Шостакович, однако, кивнув головой в знак признательности, остался холоден. Я не узнавал его. В нем просыпались какие-то силы беспощадной требовательности к себе и другим. Он тоже поблагодарил вначале музыкантов и затем начал строгий разбор исполнения. Кара Караеву пришлось даже несколько смягчать его замечания. Видит бог, музыканты играли здорово, не только, что называется, с душой и умом, но и всем существом своим отдавались исполняемой музыке… А композитор требовал большего мастерства, большей точности, большего вдохновения. Одному из них он даже сказал, что тот слишком громко сопит, работая смычком. А ведь с этим квартетом его связывали годы и годы, тридцать с лишним лет совместного творчества. Ну и суров оказался Дмитрий Дмитриевич! И долго еще они обсуждали, спорили, композиторы и исполнители, то соглашаясь, то расходясь во мнениях. Да, то был разговор творцов музыки. <…>
Затем они решили вновь еще раз проиграть Четырнадцатый квартет. Слушал я и диву давался: „Вот тебе на! Милый, добрый, застенчивый Шостакович. Да ведь он зверь в работе!“»[497] В последние годы жизни, несмотря на безнадежное состояние здоровья, нервность композитора как будто уменьшилась. Несомненно, большую роль в этом сыграла Ирина Антоновна, которая благодаря своему невозмутимому спокойствию умела удивительным образом воздействовать на неустойчивую психику музыканта. Ей удалось сгладить разделяющую их разницу в возрасте, а в совершенстве изучив его натуру, она поняла, как можно ему помочь. Шостакович, который всю жизнь даже перед самыми близкими людьми скрывал свои музыкальные замыслы и композиторскую работу, при Ирине Антоновне мог спокойно работать, не смущаясь ее присутствием. Предначертанием судьбы впервые на склоне лет, борясь с физическими страданиями, он был окружен заботливой опекой и теплом.

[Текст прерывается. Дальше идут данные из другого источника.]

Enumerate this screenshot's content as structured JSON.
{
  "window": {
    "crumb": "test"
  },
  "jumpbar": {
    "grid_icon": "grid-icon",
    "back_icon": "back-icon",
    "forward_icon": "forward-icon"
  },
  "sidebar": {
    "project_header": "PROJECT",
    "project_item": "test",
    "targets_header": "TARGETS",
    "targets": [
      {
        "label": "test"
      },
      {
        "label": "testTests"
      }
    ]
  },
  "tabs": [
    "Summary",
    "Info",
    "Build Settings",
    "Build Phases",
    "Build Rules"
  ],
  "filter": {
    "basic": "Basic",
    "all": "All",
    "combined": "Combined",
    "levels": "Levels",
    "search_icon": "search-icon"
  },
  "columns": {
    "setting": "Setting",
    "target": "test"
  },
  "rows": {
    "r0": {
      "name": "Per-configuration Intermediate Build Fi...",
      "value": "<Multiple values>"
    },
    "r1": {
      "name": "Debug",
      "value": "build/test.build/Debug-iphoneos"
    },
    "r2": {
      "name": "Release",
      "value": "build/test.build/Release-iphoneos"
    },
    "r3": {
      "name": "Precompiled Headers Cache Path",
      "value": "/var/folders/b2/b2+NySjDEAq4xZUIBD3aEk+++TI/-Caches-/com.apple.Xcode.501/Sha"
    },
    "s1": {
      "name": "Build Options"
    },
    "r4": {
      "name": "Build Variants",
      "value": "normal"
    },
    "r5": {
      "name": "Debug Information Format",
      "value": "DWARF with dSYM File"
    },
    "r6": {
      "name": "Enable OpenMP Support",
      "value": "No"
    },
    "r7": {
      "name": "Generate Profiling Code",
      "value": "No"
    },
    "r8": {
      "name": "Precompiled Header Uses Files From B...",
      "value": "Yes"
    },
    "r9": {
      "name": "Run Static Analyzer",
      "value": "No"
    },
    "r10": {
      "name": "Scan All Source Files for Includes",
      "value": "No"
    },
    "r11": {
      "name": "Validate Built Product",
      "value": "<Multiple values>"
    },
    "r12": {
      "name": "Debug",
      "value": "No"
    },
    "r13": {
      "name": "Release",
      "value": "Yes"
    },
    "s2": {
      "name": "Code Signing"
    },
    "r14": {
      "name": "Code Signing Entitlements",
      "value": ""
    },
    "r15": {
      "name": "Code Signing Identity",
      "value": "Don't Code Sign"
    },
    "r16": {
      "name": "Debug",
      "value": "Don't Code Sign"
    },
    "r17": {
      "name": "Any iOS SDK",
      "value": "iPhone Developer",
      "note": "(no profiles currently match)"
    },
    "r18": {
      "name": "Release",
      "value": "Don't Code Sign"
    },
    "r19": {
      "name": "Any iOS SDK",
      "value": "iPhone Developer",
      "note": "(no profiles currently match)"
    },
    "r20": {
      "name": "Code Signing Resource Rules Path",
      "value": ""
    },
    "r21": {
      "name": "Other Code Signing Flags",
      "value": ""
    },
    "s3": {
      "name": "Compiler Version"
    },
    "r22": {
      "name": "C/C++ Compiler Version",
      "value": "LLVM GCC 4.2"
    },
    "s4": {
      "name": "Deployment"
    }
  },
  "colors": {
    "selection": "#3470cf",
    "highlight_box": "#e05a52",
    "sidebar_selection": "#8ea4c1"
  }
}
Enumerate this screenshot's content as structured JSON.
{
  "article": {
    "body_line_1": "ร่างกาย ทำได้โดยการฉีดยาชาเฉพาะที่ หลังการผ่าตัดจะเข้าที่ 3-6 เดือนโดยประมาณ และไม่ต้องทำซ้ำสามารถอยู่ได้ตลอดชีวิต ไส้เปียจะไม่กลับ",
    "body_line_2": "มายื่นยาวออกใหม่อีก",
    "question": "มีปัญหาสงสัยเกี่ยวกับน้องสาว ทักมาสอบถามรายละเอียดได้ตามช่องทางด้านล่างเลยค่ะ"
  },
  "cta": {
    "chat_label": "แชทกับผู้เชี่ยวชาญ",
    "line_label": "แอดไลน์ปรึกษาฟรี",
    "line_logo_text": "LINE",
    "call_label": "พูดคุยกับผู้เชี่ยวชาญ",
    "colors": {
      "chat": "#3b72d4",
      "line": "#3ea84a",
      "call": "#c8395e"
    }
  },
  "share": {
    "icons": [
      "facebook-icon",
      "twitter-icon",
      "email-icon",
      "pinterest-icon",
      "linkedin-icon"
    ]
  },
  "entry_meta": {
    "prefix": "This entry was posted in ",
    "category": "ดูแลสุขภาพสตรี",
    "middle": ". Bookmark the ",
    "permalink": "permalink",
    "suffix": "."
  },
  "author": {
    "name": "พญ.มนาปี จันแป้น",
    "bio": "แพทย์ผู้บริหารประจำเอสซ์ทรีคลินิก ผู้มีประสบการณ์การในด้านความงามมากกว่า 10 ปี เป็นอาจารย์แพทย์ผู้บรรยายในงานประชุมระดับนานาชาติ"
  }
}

Весной 1973 года Шостакович еще раз сумел преодолеть угнетенность, вызванную болезнью, и в конце марта и в апреле, находясь в Репине, сочинил безмятежный Четырнадцатый квартет — тот самый, домашнее исполнение которого описал Чингиз Айтматов. Это был еще один плод дружбы композитора с замечательным коллективом музыкантов, и в нем (как и в предыдущих квартетах) даже зашифрованы приметы их творческого союза, а посвящен он виолончелисту Квартета имени Бетховена Сергею Ширинскому. Двенадцатый квартет, посвященный Цыганову, длительное время экспонирует только три инструмента, и отсутствие партии второй скрипки символично, поскольку после смерти Василия Ширинского осталось только трое друзей. Следующий квартет, посвященный Вадиму Борисовскому, имеет концертирующую партию альта и начинается сольным монологом этого инструмента. В Четырнадцатом квартете пространный фрагмент второй части (Adagio) является дуэтом первой скрипки и виолончели: из прежнего состава в живых остались уже только два музыканта. Кроме того, в связи с посвящением композитор вплел в музыкальную ткань заключительной части цитату из ариозо Катерины Измайловой «Сережа, хороший мой».